Pop culture critic Mikael Wood says the difference between TikTok and other platforms all comes down to the algorithm.

“Which is their proprietary algorithm that they’re very proud of. And it just serves up things that it thinks you will like. And so it’s a real tool of discovery. And that’s why you have so many songs by unknown new artists exploding on TikTok. Some of the time it’s because they’ve been proactive in getting their music into the sort of TikTok bloodstream, but other times there’s something a little bit random about it, kind of pleasingly random.”

One of the biggest examples of the hit-making power of TikTok is Lil Nas X, and his song, “Old Town Road.”

”Old Town Road” by Lil Nas X plays: Ride ‘til I can’t no more. I got the horses in the back, Horse tack is attached...

But Wood says that Lil Nas X may be the exception. As for other artists…

“It’s very difficult to imagine them becoming anything other than a one hit wonder, and yet that hasn’t stopped Columbia Records or Republic Records from signing just tons of TikTok sensations because the streams of a big song, there’s so much money to be made that it’s almost like, well, yes, it would be great if this person could make another hit, but if not, we’re still getting quite a bit of money from that one hit.”

For many TikTok users, after one video goes viral, the next videos posted don’t tend to reach the same level of viewership.

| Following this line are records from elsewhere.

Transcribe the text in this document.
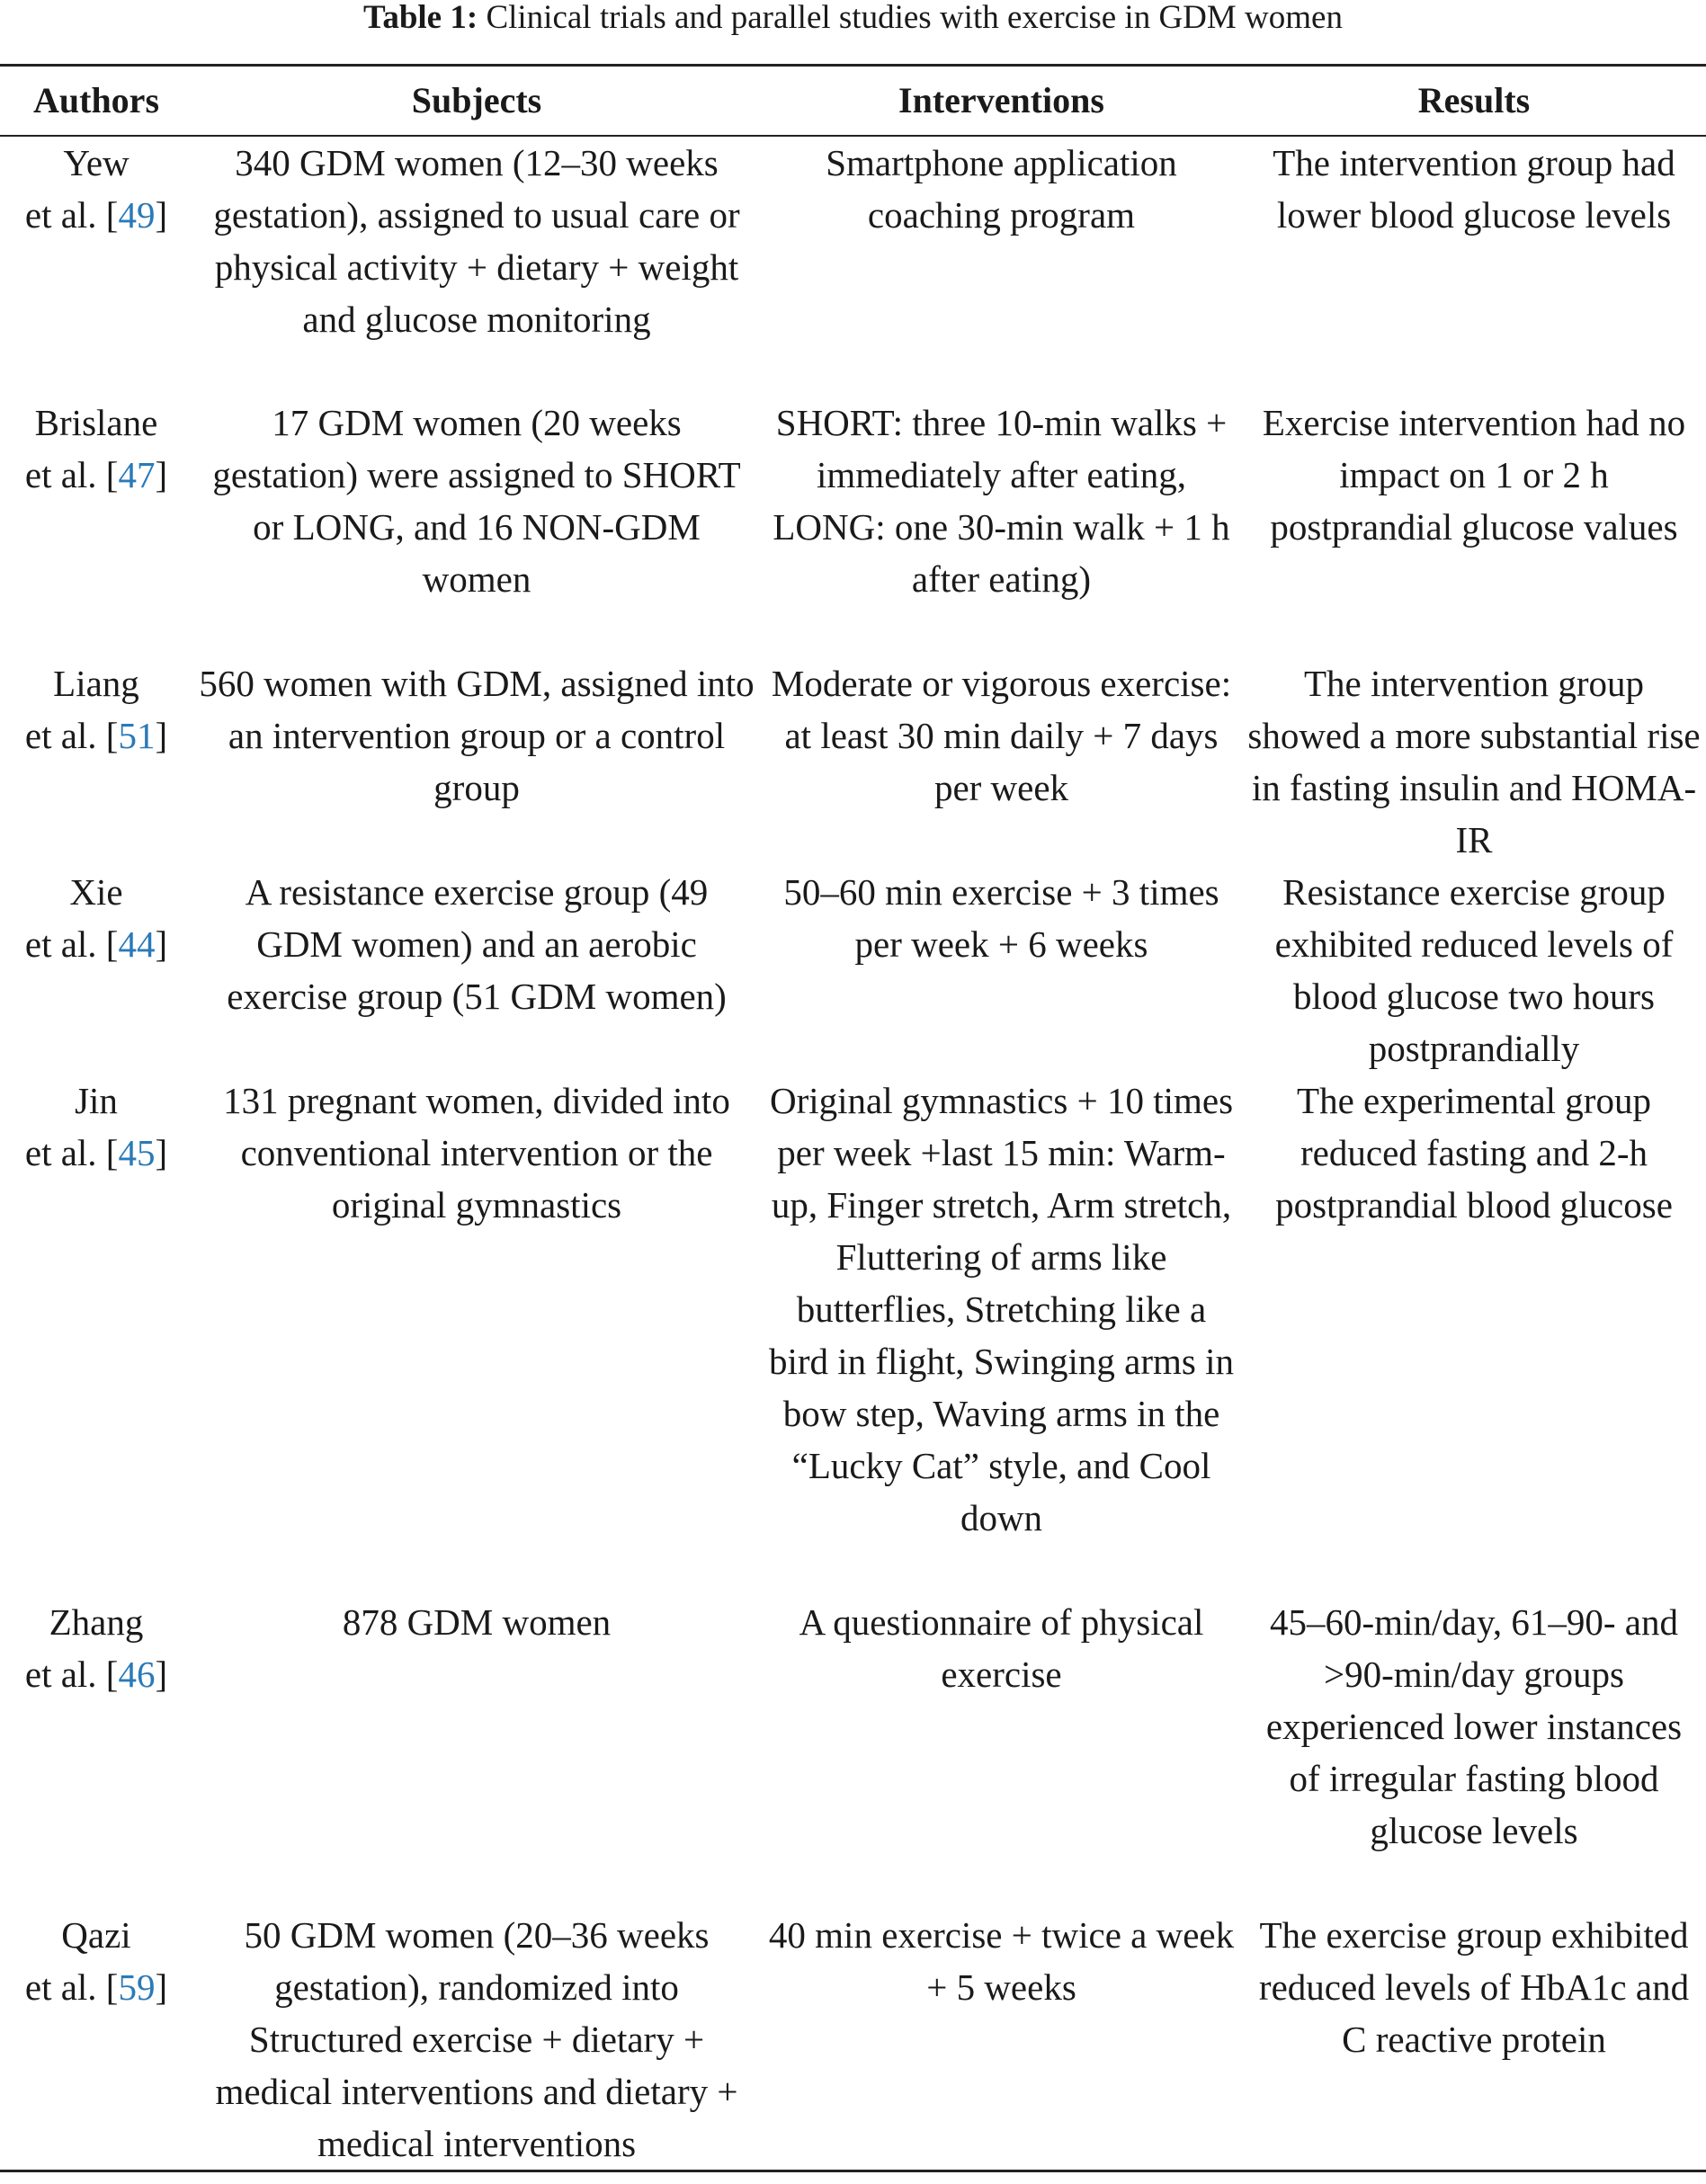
Table 1: Clinical trials and parallel studies with exercise in GDM women
Authors	Subjects	Interventions	Results

Yew
et al. [49]	340 GDM women (12–30 weeks gestation), assigned to usual care or physical activity + dietary + weight and glucose monitoring	Smartphone application coaching program	The intervention group had lower blood glucose levels

Brislane
et al. [47]	17 GDM women (20 weeks gestation) were assigned to SHORT or LONG, and 16 NON-GDM women	SHORT: three 10-min walks + immediately after eating, LONG: one 30-min walk + 1 h after eating)	Exercise intervention had no impact on 1 or 2 h postprandial glucose values

Liang
et al. [51]	560 women with GDM, assigned into an intervention group or a control group	Moderate or vigorous exercise: at least 30 min daily + 7 days per week	The intervention group showed a more substantial rise in fasting insulin and HOMA-IR

Xie
et al. [44]	A resistance exercise group (49 GDM women) and an aerobic exercise group (51 GDM women)	50–60 min exercise + 3 times per week + 6 weeks	Resistance exercise group exhibited reduced levels of blood glucose two hours postprandially

Jin
et al. [45]	131 pregnant women, divided into conventional intervention or the original gymnastics	Original gymnastics + 10 times per week +last 15 min: Warm-up, Finger stretch, Arm stretch, Fluttering of arms like butterflies, Stretching like a bird in flight, Swinging arms in bow step, Waving arms in the “Lucky Cat” style, and Cool down	The experimental group reduced fasting and 2-h postprandial blood glucose

Zhang
et al. [46]	878 GDM women	A questionnaire of physical exercise	45–60-min/day, 61–90- and >90-min/day groups experienced lower instances of irregular fasting blood glucose levels

Qazi
et al. [59]	50 GDM women (20–36 weeks gestation), randomized into Structured exercise + dietary + medical interventions and dietary + medical interventions	40 min exercise + twice a week + 5 weeks	The exercise group exhibited reduced levels of HbA1c and C reactive protein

Creating and maintaining a fanbase on TikTok is especially hard for musicians and singers.

“After that million point two video, right, the next week, you’re on the for you page a lot. And then after that, it’s like I had twelve hundred followers again. And so it’s just a matter of pushing out as much content as possible. And hoping that just by the law of large numbers, you get something that, you know, hit’s it.”

Bradley also has the same problem...

“I’m trying to keep the hype going. So when I noticed it’s finally started to come down a little bit, I was like, oh, no. And then literally for like three days after it started, my videos were not going to get any views ...it was like ridiculous.”

These artists are trying to avoid one-hit-wonder status ... they say they will keep mining TikTok even after the pandemic is over trying to launch their careers into the music industry.

“I’ll keep doing the Simlish songs and the fact that, “The Sims,” followed me and posted my video, like, I guess I’m doing something right. So I just, I hope my account can actually keep growing and that they actually start showing it to more people. And I beat the algorithm”

“My actual fans, right, all came from TikTok. It would be silly for me seeing the success of so many artists on TikTok who have just been able to get genuine deals. And genuine fame in a time where they can’t even meet people. That’s it, I mean that’s a special thing.”

”West Coast City” by Tucker Rivera plays: “I’ma move to a west coast city, so you can fall in love with me...”

In the come and go world of TikTok … reaching genuine fame is sure to be a challenge … both Rivera and Bradley say they look forward to actually seeing audiences and interacting in person, in the real world rather than just in the digital world.